The effectiveness of the vaccine depends on how well it matches up to the virus in circulation, but the vaccine can provide some protection.

Student Health Service recently set up a table in the Union and encouraged students to get vaccinated. Three students got the shot. The flu season can extend as late as May, so students should get vaccinated, Miller said.

Some students who have become ill with flu-like symptoms are having a hard time keeping up with their coursework.

Kurt Manwaring, a senior in sociology, got a flu shot in late October and was shocked when he learned in January that he had the flu.

Manwaring missed two weeks of work from fatigue, sore throat and nausea before a doctor told him he had a “weird” strain of the flu and gave him medicine when the illness didn’t go away weeks later.

The medicine helped with the symptoms, but after using the medicine for seven days, the symptoms came back as strong as before.

“I’ve never experienced anything quite like this,” Manwaring said. “I’ve had illnesses that last two weeks tops, but we’re at seven weeks now.”

Manwaring said his instructors have been understanding, but he had to miss most of his classes last week.
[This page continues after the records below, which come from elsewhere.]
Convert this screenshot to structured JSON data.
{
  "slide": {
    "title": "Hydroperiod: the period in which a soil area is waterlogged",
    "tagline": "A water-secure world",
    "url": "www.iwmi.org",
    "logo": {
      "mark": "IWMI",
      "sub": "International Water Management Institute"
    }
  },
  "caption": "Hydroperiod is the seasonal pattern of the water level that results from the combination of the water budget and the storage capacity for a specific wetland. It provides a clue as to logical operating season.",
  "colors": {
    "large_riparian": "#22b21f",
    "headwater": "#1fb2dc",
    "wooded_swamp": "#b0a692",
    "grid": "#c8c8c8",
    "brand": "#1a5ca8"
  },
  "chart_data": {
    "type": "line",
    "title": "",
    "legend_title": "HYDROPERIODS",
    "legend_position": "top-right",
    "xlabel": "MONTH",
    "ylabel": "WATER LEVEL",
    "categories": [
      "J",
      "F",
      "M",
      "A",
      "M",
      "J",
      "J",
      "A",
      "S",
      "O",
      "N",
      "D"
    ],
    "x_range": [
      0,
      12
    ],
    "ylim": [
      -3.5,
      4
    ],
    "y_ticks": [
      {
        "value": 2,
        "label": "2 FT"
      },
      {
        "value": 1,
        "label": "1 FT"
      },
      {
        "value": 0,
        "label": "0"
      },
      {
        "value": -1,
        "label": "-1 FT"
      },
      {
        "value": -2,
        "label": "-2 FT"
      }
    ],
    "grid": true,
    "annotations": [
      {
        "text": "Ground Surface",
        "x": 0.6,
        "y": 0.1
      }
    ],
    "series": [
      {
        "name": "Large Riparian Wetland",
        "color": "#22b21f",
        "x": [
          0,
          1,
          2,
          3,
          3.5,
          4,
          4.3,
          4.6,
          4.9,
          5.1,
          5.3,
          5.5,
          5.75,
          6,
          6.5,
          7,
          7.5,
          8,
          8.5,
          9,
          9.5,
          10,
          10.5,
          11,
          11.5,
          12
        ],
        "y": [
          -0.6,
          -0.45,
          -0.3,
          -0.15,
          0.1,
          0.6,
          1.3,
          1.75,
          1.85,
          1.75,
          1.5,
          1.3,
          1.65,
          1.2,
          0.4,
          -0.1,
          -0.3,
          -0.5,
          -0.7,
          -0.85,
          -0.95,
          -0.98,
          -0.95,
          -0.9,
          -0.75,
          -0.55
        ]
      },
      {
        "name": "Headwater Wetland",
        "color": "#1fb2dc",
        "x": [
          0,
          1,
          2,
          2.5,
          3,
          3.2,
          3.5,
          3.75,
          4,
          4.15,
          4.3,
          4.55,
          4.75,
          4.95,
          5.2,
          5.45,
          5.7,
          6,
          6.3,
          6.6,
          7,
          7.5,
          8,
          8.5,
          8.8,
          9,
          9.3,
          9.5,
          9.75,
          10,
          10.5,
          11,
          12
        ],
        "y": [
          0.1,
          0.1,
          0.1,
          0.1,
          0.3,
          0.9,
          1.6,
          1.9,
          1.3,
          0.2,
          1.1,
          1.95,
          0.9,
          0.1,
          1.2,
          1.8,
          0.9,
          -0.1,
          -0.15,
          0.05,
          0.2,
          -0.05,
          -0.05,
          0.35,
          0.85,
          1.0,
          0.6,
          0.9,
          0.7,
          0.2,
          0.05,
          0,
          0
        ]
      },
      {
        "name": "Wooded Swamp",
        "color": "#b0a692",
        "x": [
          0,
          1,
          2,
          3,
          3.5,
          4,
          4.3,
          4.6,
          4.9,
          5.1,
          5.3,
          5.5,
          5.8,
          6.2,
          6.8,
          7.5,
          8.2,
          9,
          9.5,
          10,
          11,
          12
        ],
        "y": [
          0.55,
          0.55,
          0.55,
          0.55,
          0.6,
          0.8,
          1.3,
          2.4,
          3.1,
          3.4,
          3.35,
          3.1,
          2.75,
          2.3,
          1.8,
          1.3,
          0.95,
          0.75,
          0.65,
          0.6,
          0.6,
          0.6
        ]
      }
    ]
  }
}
One of his instructors cancelled classes twice last week because of the illness.

“I haven’t been able to catch up and I feel like I’m getting further and further behind,” Manwaring said. “I have enough going on. I don’t need this.”

Aleks Eker, a junior in political science, started having flu-like symptoms in early January. The symptoms eventually went away except for the cough. Last week, doctors diagnosed her with whooping cough and told her the illness could last months.

“It’s really hard,” Eker said. “I’m constantly exhausted. I was told to sleep a lot, but that’s not feasible with a full course load and work.”

Miller said that getting vaccinated is a great idea for students who live in dormitories or who are always around a lot of people. Reducing the risk of getting the flu can protect students from missing classes and from making a trip to the doctor.

“I live in the dorms and I think that has a lot to do with getting sick,” Eker said. “I have friends with Type A flu and whooping cough.”

Eker said that her instructors have also been sympathetic about her situation and have told her to keep up on the assigned readings.

“I missed about a week of school so far,” she said. “I have been reading between rest and doctor visits, but still there’s no way I can keep up.”